William Elbert Milburn, Chaplain 8th Tennessee Cavalry

 
William Elbert Milburn, Chaplain 8th Tennessee Cavalry




“ I was never connected to slavery; was taught from boyhood to believe it was wrong; there
never was one hour in which I approved it; I do not expect there ever will be.”

William Elbert Milburn was born on September 16, 1797 in Frederick, Virginia. His parents
Jacob Jonathan and Nancy Ann Emberson, who were married on October 10, 1796 in Greene
County had returned to Virginia to settle the estate of Jonathon's father.

There was a lot of unrest in the country in this time that culminated in the Civil War. South
Carolina was the first state to succeed from the Union. Tennessee was the last state to
succeed in June of 1861. This was an extremely divisive time. Most of the people in East
Tennessee did not want to leave the Union. However, when Tennessee did secede from the
Union there were strong feelings on both sides. Some counties were more pro-Union than
others, but within each county, each neighborhood, each church and even each family a
division was created by strong feelings on both sides of the issues. William Milburn found
himself right in the middle of this storm. Bishop James Andrews presided over the Church
Conference of 1861. He was both an influential and calming force and exerted his belief that
religion and politics should not mix. However the sentiment changed in 1862 when Bishop
John Early presided over the conference. Early was much more sympathetic to the Confederate cause and began to challenge the personal political motives of the ministers and their loyalty to the now Confederate state of Tennessee. William Milburn was among those loyalty was questioned.

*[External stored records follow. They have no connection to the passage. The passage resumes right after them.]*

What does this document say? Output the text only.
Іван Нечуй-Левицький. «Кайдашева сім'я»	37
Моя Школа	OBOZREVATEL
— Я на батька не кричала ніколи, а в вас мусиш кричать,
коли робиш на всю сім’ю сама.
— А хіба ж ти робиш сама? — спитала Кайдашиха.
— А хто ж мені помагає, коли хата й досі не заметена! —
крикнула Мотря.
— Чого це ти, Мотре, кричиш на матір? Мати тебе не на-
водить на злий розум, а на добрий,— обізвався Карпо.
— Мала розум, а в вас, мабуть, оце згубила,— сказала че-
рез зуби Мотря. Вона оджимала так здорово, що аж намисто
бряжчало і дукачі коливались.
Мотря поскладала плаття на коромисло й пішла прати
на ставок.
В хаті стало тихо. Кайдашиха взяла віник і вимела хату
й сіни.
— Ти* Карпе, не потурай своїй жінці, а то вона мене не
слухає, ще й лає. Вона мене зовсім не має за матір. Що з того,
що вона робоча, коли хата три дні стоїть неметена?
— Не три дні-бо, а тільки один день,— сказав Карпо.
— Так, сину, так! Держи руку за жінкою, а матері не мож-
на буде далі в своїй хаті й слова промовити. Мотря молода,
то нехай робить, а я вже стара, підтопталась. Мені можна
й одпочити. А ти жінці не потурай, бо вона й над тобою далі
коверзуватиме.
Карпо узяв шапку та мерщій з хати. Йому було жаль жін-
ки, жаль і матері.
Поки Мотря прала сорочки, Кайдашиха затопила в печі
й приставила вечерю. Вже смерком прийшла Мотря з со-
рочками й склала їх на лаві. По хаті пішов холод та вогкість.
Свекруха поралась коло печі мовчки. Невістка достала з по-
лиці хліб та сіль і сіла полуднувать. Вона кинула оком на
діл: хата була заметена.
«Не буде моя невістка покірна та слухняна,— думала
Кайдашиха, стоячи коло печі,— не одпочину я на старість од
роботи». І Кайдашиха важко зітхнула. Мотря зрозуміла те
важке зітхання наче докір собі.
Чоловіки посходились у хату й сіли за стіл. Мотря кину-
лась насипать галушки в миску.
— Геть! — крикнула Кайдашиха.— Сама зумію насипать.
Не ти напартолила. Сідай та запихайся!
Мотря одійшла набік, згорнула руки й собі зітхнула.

In the conference of 1863, the Bishop dismissed arguments for the rights of ministers to have political beliefs that conflicted with those of the state and "ruled that the Conference had a right to arrest the character of any preacher who sympathized with the Union cause." Over the objections of some members about giving the suspected ministers the opportunity for a trial; the Bishop ruled that they could be tried immediately. As a result of this, Jonathan Mann, William Rogers, William Milburn and W. H. H. Duggins were expelled from the church by a resolution.

William Milburn joined the 8th Tennessee Cavalry Volunteers on February 6, 1864. He was mustered out in Knoxville on September 11, 1865. After the war, he was reinstated by the Holston Conference where he continued to preach and work to abolish racism until his death on December 11, 1877. He is buried in the cemetery of Milburnton United Church in Greene County on land given by his father for this church.